Dawkins-Haigler learned about the project when she spoke in Dubai at an International Women’s Conference for Africa, Asia, South America and the Middle East. She saw it as an opportunity to expand The Orchids efforts globally and members of the organization agreed.
“We didn’t want to just provide products for a month or two. We wanted to provide the girls with something that could last for at least a couple of years with the right care. We wanted to give them the gift of education without hindrances,” Dawkins-Haigler said.
Around the world, about 9 million girls between the ages of 11 and 19 miss at least a week of school every month because they do not have access to sanitary products. Many more use unhygienic alternatives, such as newspapers, dirty rags, and leaves, which puts them at risk for infection. This moved Ramjawan to a create the PrincessD Cup, which is made from 100% medical grade silicone and is reusable for 10 years.
“After working with rural communities, I realized that it was absolutely necessary to find a sustainable solution for girls’ menstruation.

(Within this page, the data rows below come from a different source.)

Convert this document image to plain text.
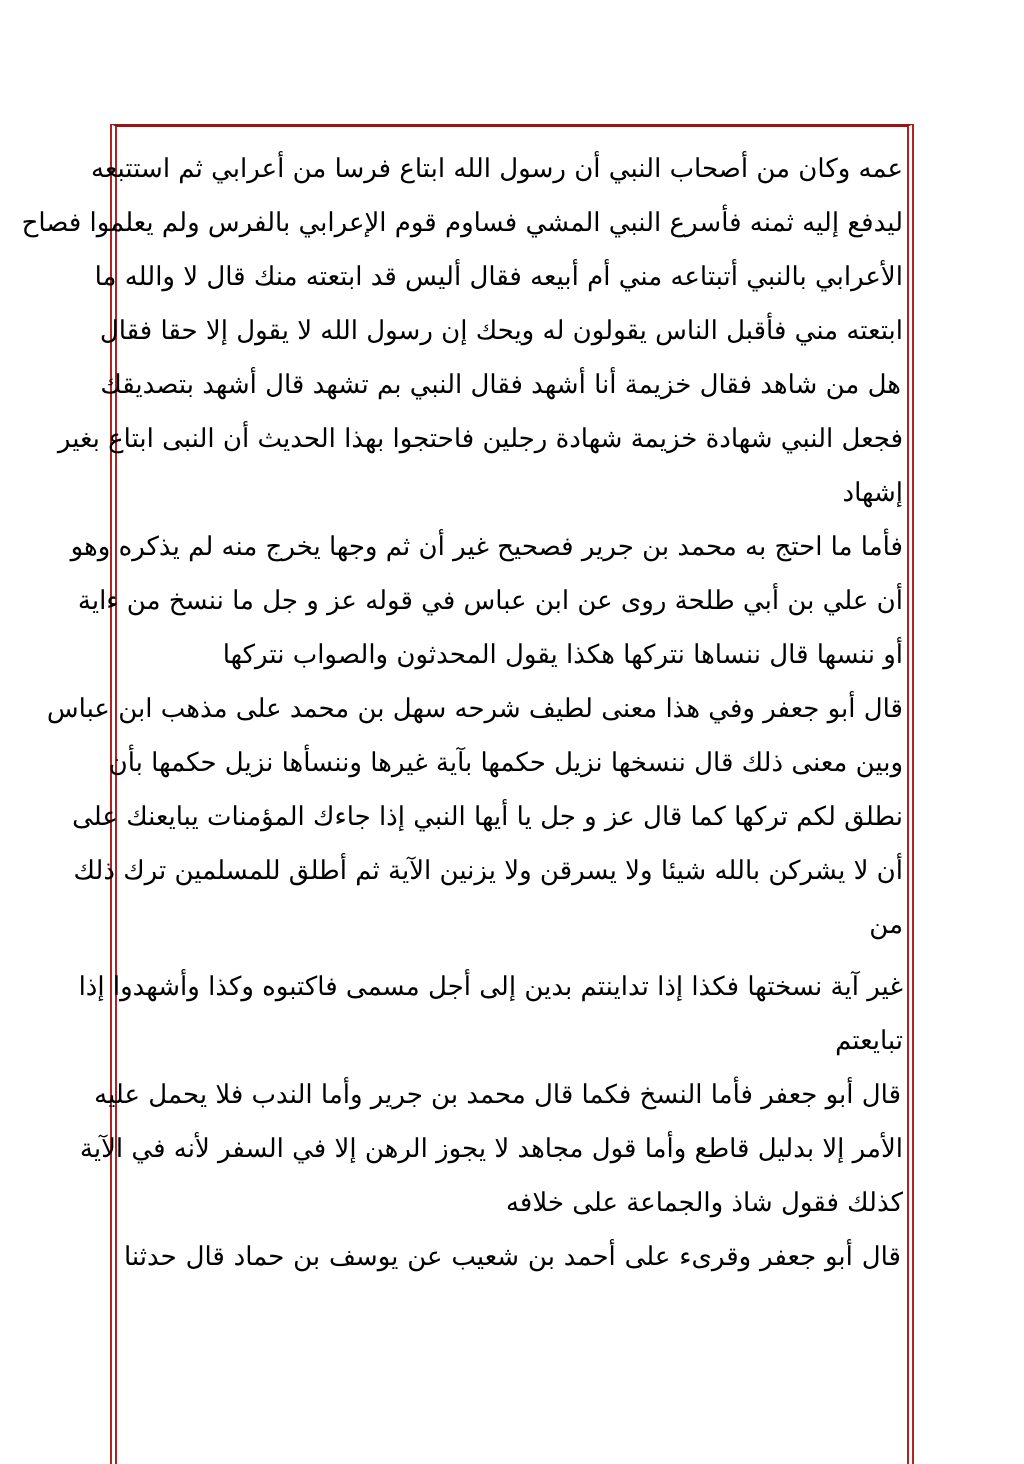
عمه وكان من أصحاب النبي أن رسول الله ابتاع فرسا من أعرابي ثم استتبعه
ليدفع إليه ثمنه فأسرع النبي المشي فساوم قوم الإعرابي بالفرس ولم يعلموا فصاح
الأعرابي بالنبي أتبتاعه مني أم أبيعه فقال أليس قد ابتعته منك قال لا والله ما
ابتعته مني فأقبل الناس يقولون له ويحك إن رسول الله لا يقول إلا حقا فقال
هل من شاهد فقال خزيمة أنا أشهد فقال النبي بم تشهد قال أشهد بتصديقك
فجعل النبي شهادة خزيمة شهادة رجلين فاحتجوا بهذا الحديث أن النبى ابتاع بغير
إشهاد
فأما ما احتج به محمد بن جرير فصحيح غير أن ثم وجها يخرج منه لم يذكره وهو
أن علي بن أبي طلحة روى عن ابن عباس في قوله عز و جل ما ننسخ من ءاية
أو ننسها قال ننساها نتركها هكذا يقول المحدثون والصواب نتركها
قال أبو جعفر وفي هذا معنى لطيف شرحه سهل بن محمد على مذهب ابن عباس
وبين معنى ذلك قال ننسخها نزيل حكمها بآية غيرها وننسأها نزيل حكمها بأن
نطلق لكم تركها كما قال عز و جل يا أيها النبي إذا جاءك المؤمنات يبايعنك على
أن لا يشركن بالله شيئا ولا يسرقن ولا يزنين الآية ثم أطلق للمسلمين ترك ذلك
من
غير آية نسختها فكذا إذا تداينتم بدين إلى أجل مسمى فاكتبوه وكذا وأشهدوا إذا
تبايعتم
قال أبو جعفر فأما النسخ فكما قال محمد بن جرير وأما الندب فلا يحمل عليه
الأمر إلا بدليل قاطع وأما قول مجاهد لا يجوز الرهن إلا في السفر لأنه في الآية
كذلك فقول شاذ والجماعة على خلافه
قال أبو جعفر وقرىء على أحمد بن شعيب عن يوسف بن حماد قال حدثنا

They skip school for five days every month, sometimes seven. It is crucial for our continent that girls stay in school,” Ramjawan said.
While this is the first international project for the Orchids, it will not be the last.
“Our next project will be to collect swim suits for girls in Uganda. In many villages, students have to swim out to a boat and then be transferred to school. Because many of the girls don’t have bathing suits to swim out to the boat, they are unable to attend school like their male counterparts,” said Dawkins-Haigler. “These simple acts are examples of how small groups and individuals can have a major impact in the lives of girls.”